Грегор, глядя на меня, расстегнул пояс, на котором висел меч, и передал его старику Ричарду, а тот пошел к лестнице, чтобы унести хозяйские вещи.
— Ты безумец, — сказал Грегор.
— Твой тесть оказался симпатичным, мне он помнился другим, — сказал я.
Грегор оглядел всю компанию.
— Знаете, что он натворил?
— Да, — сказал Отто, но Грегор был так расстроен, что, не заметив, продолжил:
— Бритт пробрался во дворец Дандоло под видом менестреля и просидел там в зале во время секретного…
— Он успел нам рассказать, — сообщил Отто.
— Еще бы не успел! — буркнул Грегор.
— Я играл для Бонифация всю неделю, — весело признался я.
— И он тебя не узнал? — встревожился Грегор.
— После короткой встречи трехмесячной давности, в сумерках, когда я выглядел как Иоанн Креститель? Как ни странно, не узнал.
Грегор заморгал.
— Что, по-твоему, ты делаешь?
— Наблюдаю, как развиваются события, — ответил я чуть веселее, чем хотелось бы. — Не доверяю ему. Хотя, конечно, я не доверяю любому, кто у власти, — это дело принципа, ничего личного.
Грегор оглядел комнату, словно искал какой-то предмет, способный помочь ему справиться со мной. Наконец ему показалось, что таким предметом может стать Джамиля.
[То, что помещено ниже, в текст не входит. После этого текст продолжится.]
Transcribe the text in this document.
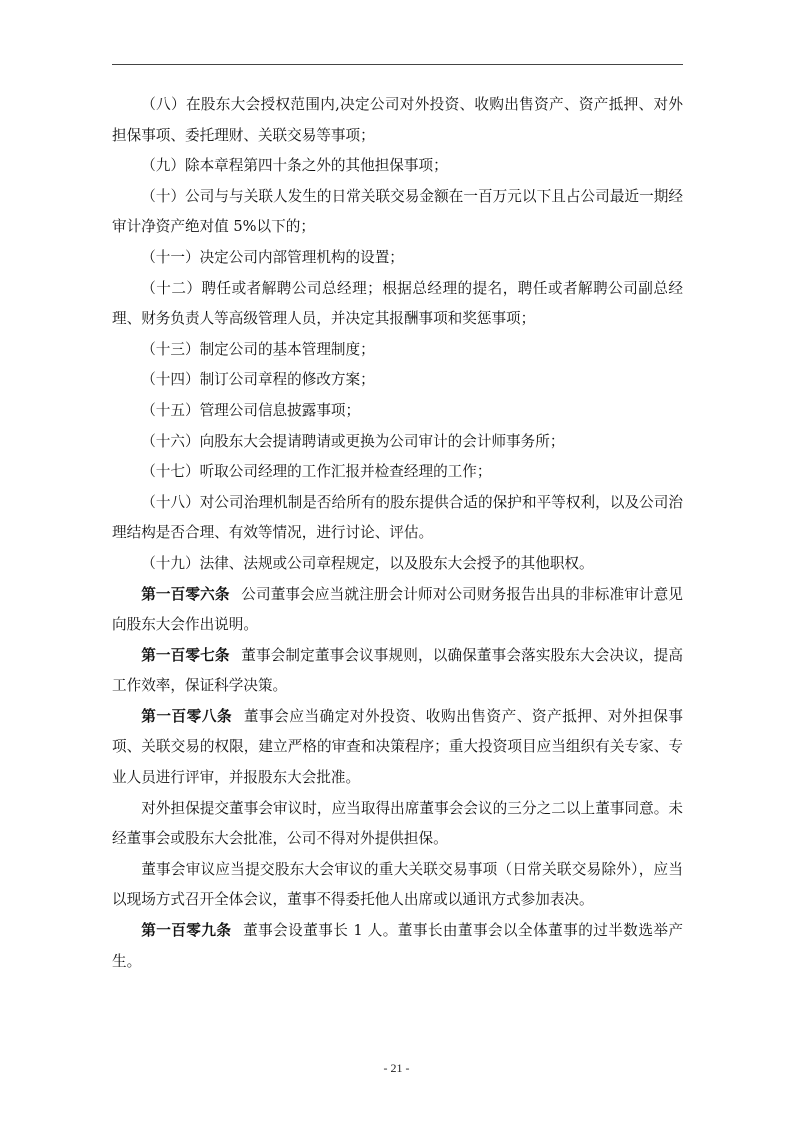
（八）在股东大会授权范围内,决定公司对外投资、收购出售资产、资产抵押、对外担保事项、委托理财、关联交易等事项；

（九）除本章程第四十条之外的其他担保事项；

（十）公司与与关联人发生的日常关联交易金额在一百万元以下且占公司最近一期经审计净资产绝对值 5%以下的；

（十一）决定公司内部管理机构的设置；

（十二）聘任或者解聘公司总经理；根据总经理的提名，聘任或者解聘公司副总经理、财务负责人等高级管理人员，并决定其报酬事项和奖惩事项；

（十三）制定公司的基本管理制度；

（十四）制订公司章程的修改方案；

（十五）管理公司信息披露事项；

（十六）向股东大会提请聘请或更换为公司审计的会计师事务所；

（十七）听取公司经理的工作汇报并检查经理的工作；

（十八）对公司治理机制是否给所有的股东提供合适的保护和平等权利，以及公司治理结构是否合理、有效等情况，进行讨论、评估。

（十九）法律、法规或公司章程规定，以及股东大会授予的其他职权。

第一百零六条 公司董事会应当就注册会计师对公司财务报告出具的非标准审计意见向股东大会作出说明。

第一百零七条 董事会制定董事会议事规则，以确保董事会落实股东大会决议，提高工作效率，保证科学决策。

第一百零八条 董事会应当确定对外投资、收购出售资产、资产抵押、对外担保事项、关联交易的权限，建立严格的审查和决策程序；重大投资项目应当组织有关专家、专业人员进行评审，并报股东大会批准。

对外担保提交董事会审议时，应当取得出席董事会会议的三分之二以上董事同意。未经董事会或股东大会批准，公司不得对外提供担保。

董事会审议应当提交股东大会审议的重大关联交易事项（日常关联交易除外），应当以现场方式召开全体会议，董事不得委托他人出席或以通讯方式参加表决。

第一百零九条 董事会设董事长 1 人。董事长由董事会以全体董事的过半数选举产生。

- 21 -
— Неужели нельзя было отговорить его от этого? — обратился он к ней так, словно они были моими родителями, а я трудным ребенком.
— По правде говоря, господин, думаю, что это была отличная мысль, — сказала она.
Грегор возмущенно взвыл.
— Мне кажется, Бонифаций решительно настроен пойти на Константинополь, даже если Папа запретит, — объявил я. — Хотелось бы убедиться в своей правоте. Он, конечно, меня вычислит, но, пока суд да дело, успею кое-что разведать.